Climate Change and its Influence on I.Q.

“It’s possible that you might just be the most stupid human ever.”

Fat, lazily flopped in front of the open patio door, stares with absolute impatience as she watches my movements.

I sidestep twice to the right and pause. Then sidestep to the left and pause. And back to the right.

“Believe me, Fat. I would much rather sit down.”

“So sit.” Fat tries to elongate her body even more so body heat can’t build up in her armpits. “It’s not a leather couch; you won’t stick to it.”

I pile my frizzy hair on top of my head with my hands and expose the top of my sweaty back as I shuffle back again. “The fan, Fat. If I don’t stay in front of the cool air, I’ll die.” I shoot a glance to the window – it’s lethal for such a beautiful-looking day. I groan and look down at the feline. “I’m melting.” The words croak out of my mouth.

“I guess that answers the question as to whether or not you are a good witch or a bad witch.”

“Huh?” My arm swipes across my moist hairline. To my knowledge, I’m not either of those things; I’m just a girl sweating to death in her apartment.

“Nothing.” Fat’s voice becomes a mutter, “Can’t even get a Wizard of Oz reference. Stupid human.”

“What’s that?”

Fat abandons any idea to repeat herself and gets back to her original criticism. “Christ, Boss. I can’t believe I need to say this, but one of those buttons above the display screen will actually stop the fan from swinging side-to-side.” Fat waves a paw delicately in front of her face in an oh-good-gracious-this-heat-is-too-much kind of way. “On another note, I appreciate how considerate you’ve been with putting ice cubes in my water and leaving frozen water bottles tucked into my bed.”

I’m not too busy fiddling with the buttons to hear her appreciation. I’m sure my face brightens like neon at the acknowledgement.

“I can be thoughtful sometimes…”

“It’s not an all the time thing though. Almost makes me appreciate your tenderness because it’s rare to bear witness to it.”

It doesn’t occur to me to be offended by her statement.

Fat’s head droops to connect with the floor. “You going to go to the gym today?”

“You’ve got to be fucking kidding me.” I throw a victory fist into the air when I finally figure out which button makes the fan do what I want. “Nope. Too hot for that.”

“You’ll be writing then?”

I flop on the couch and fold my shirt up so my sweaty stomach exposes itself to the humidity. “Too hot for that too. Productivity ceases when the weather becomes sweltering. That’s got to be a law somewhere.”

“I fell asleep for a while on the balcony.” Her green eyes narrow with accusation, “You did go to work today, right?”
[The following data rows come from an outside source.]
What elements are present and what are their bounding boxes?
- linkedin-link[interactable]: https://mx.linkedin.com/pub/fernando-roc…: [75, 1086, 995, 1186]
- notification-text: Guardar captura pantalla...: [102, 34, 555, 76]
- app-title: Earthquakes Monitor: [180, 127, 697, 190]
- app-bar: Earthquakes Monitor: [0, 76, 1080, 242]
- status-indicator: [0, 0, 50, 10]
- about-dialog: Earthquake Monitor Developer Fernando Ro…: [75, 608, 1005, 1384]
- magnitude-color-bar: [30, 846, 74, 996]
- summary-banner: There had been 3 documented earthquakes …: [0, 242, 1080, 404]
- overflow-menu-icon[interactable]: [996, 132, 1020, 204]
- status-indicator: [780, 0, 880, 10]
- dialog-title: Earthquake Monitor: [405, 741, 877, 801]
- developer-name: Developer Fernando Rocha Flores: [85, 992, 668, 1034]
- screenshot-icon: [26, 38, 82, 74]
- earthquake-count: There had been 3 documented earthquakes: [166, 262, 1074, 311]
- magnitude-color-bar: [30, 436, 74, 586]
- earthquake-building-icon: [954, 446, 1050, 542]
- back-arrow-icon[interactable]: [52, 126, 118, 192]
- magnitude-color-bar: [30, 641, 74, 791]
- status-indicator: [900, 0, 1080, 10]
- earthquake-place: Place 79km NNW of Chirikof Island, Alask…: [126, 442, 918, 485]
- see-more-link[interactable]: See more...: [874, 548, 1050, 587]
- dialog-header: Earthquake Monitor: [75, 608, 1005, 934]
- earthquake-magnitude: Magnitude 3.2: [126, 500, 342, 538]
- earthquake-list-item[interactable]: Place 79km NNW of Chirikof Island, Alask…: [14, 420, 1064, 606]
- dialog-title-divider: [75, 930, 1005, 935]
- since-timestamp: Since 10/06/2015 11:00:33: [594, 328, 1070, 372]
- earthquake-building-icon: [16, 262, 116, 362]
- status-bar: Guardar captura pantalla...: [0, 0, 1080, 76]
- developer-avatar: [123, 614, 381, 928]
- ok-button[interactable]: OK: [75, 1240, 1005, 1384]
“Pfffft,” I dismiss her question with a don’t-be-preposterous expression. “Obviously. They have air conditioning there. I’m looking to see if we can move in to an empty cubicle over the summer. It might be cramped, but it would be worth it.”

“Well at least your productive in some respect.”

“Oh!” My exclamation jostles the good doctor unexpectedly. “And I ate three-quarters of a watermelon this afternoon.” I beam and look at Fat’s unamused expression. “In one sitting,” I prompt as though she’s not recognizing the triumph.

“That’s not productive.”

“It’s impressive though, right?”

I hear dull thudding sounds, and lean over the couch to see Fat hitting her forehead against the carpet.

“We need to move to a cooler climate. An increase in temperature leads to a decrease in your I.Q.” Thud, thud. “Stupid human.”